Based on our findings, we hypothesize that the nuclear sequestering of ErbB3 receptors may alter the propensity to form ErbB3-containing homodimers or heterodimers at the level of the plasma membrane. This could alter the response to growth factors that favor pathways that are activated by ErbB family members that remain in the cytoplasmic membrane. Interestingly, it has been observed that clathrin-dependent endocytosis pathway regulates cytoplasmic trafficking, whereas nuclear translocation of ERBB3 relies on the high-capacity clathrin-independent pathway, thereby allowing ERBB3 regulated cytoplasmic signaling to be modified independent of nuclear signaling (63).

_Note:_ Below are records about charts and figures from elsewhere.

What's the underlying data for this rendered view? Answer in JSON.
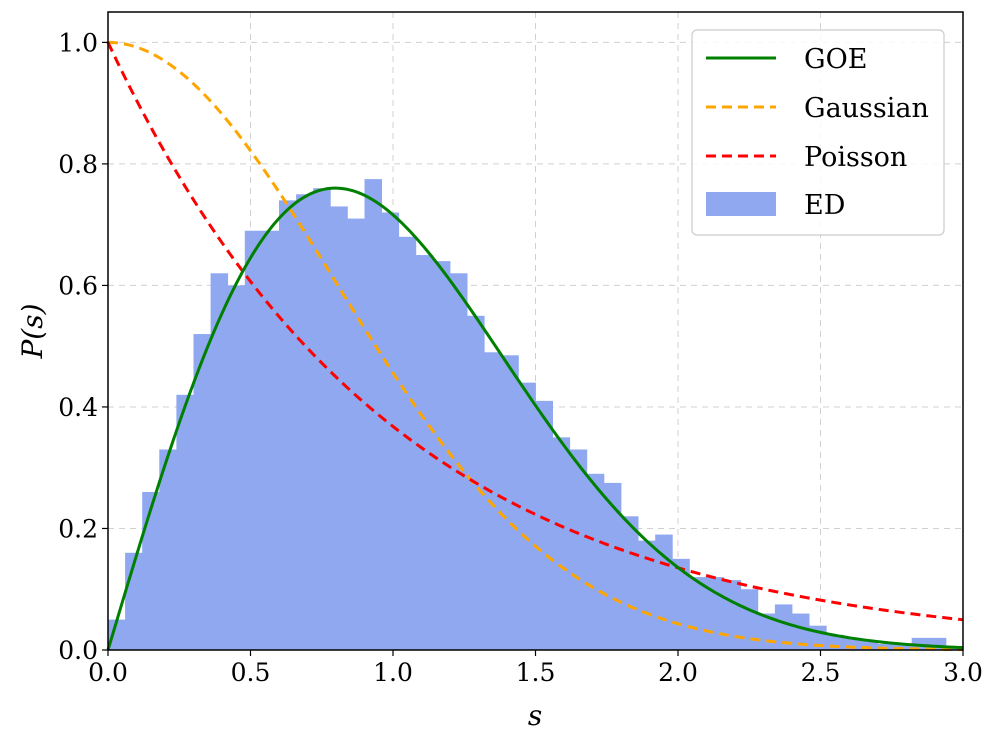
{
  "chart_data": {
    "type": "histogram-with-lines",
    "xlabel": "s",
    "ylabel": "P(s)",
    "xlim": [
      0.0,
      3.0
    ],
    "ylim": [
      0.0,
      1.05
    ],
    "xticks": [
      0.0,
      0.5,
      1.0,
      1.5,
      2.0,
      2.5,
      3.0
    ],
    "xtick_labels": [
      "0.0",
      "0.5",
      "1.0",
      "1.5",
      "2.0",
      "2.5",
      "3.0"
    ],
    "yticks": [
      0.0,
      0.2,
      0.4,
      0.6,
      0.8,
      1.0
    ],
    "ytick_labels": [
      "0.0",
      "0.2",
      "0.4",
      "0.6",
      "0.8",
      "1.0"
    ],
    "grid": true,
    "legend_position": "top-right",
    "colors": {
      "GOE": "#008000",
      "Gaussian": "#ffa500",
      "Poisson": "#ff0000",
      "ED": "#8fa8ef"
    },
    "series": [
      {
        "name": "GOE",
        "kind": "line",
        "style": "solid",
        "formula": "(pi/2) s exp(-pi s^2 / 4)"
      },
      {
        "name": "Gaussian",
        "kind": "line",
        "style": "dashed",
        "formula": "exp(-pi s^2 / 4)"
      },
      {
        "name": "Poisson",
        "kind": "line",
        "style": "dashed",
        "formula": "exp(-s)"
      },
      {
        "name": "ED",
        "kind": "histogram",
        "bin_width": 0.06,
        "bin_start": 0.0,
        "values": [
          0.05,
          0.16,
          0.26,
          0.33,
          0.42,
          0.52,
          0.62,
          0.6,
          0.69,
          0.69,
          0.74,
          0.75,
          0.76,
          0.73,
          0.71,
          0.775,
          0.72,
          0.68,
          0.65,
          0.64,
          0.62,
          0.55,
          0.49,
          0.485,
          0.44,
          0.41,
          0.35,
          0.33,
          0.29,
          0.275,
          0.22,
          0.18,
          0.19,
          0.15,
          0.12,
          0.12,
          0.115,
          0.1,
          0.06,
          0.075,
          0.06,
          0.04,
          0.025,
          0.02,
          0.015,
          0.01,
          0.01,
          0.02,
          0.02,
          0.005
        ]
      }
    ]
  }
}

In the light of our findings, it appears of extreme importance to understand which are the signaling pathways that favor the nuclear translocation of HER3. Further work will be needed on in vivo and in vitro tumor cell models to evaluate these possibilities in the case of LSCC.

Conclusions

As we move from translational research forward into an era of precision medicine, we must tailor the treatment to the specific intrinsic biological behavior of the tumor for each patient, particularly regarding the sensitivity of tumor cells to cetuximab and to radiation, in order to achieve a balance between overall survival, larynx preservation and quality of life.

In this study, we developed and validated a simple prognostic model based on nuclear HER3 expression that allows to improve the prognostic stratification of patients with HER1 positive advanced LSCC. This prognostic model could help clinicians to identify a subgroup of patients who do not need to be treated with double inhibition with anti-HER1 and anti-HER3, but can benefit from BioRT with cetuximab alone.

This study had some limitations. First, this model was derived from retrospective data, making it susceptible to a data collection bias. Second, the portability of this model to other cohorts needs to be externally validated.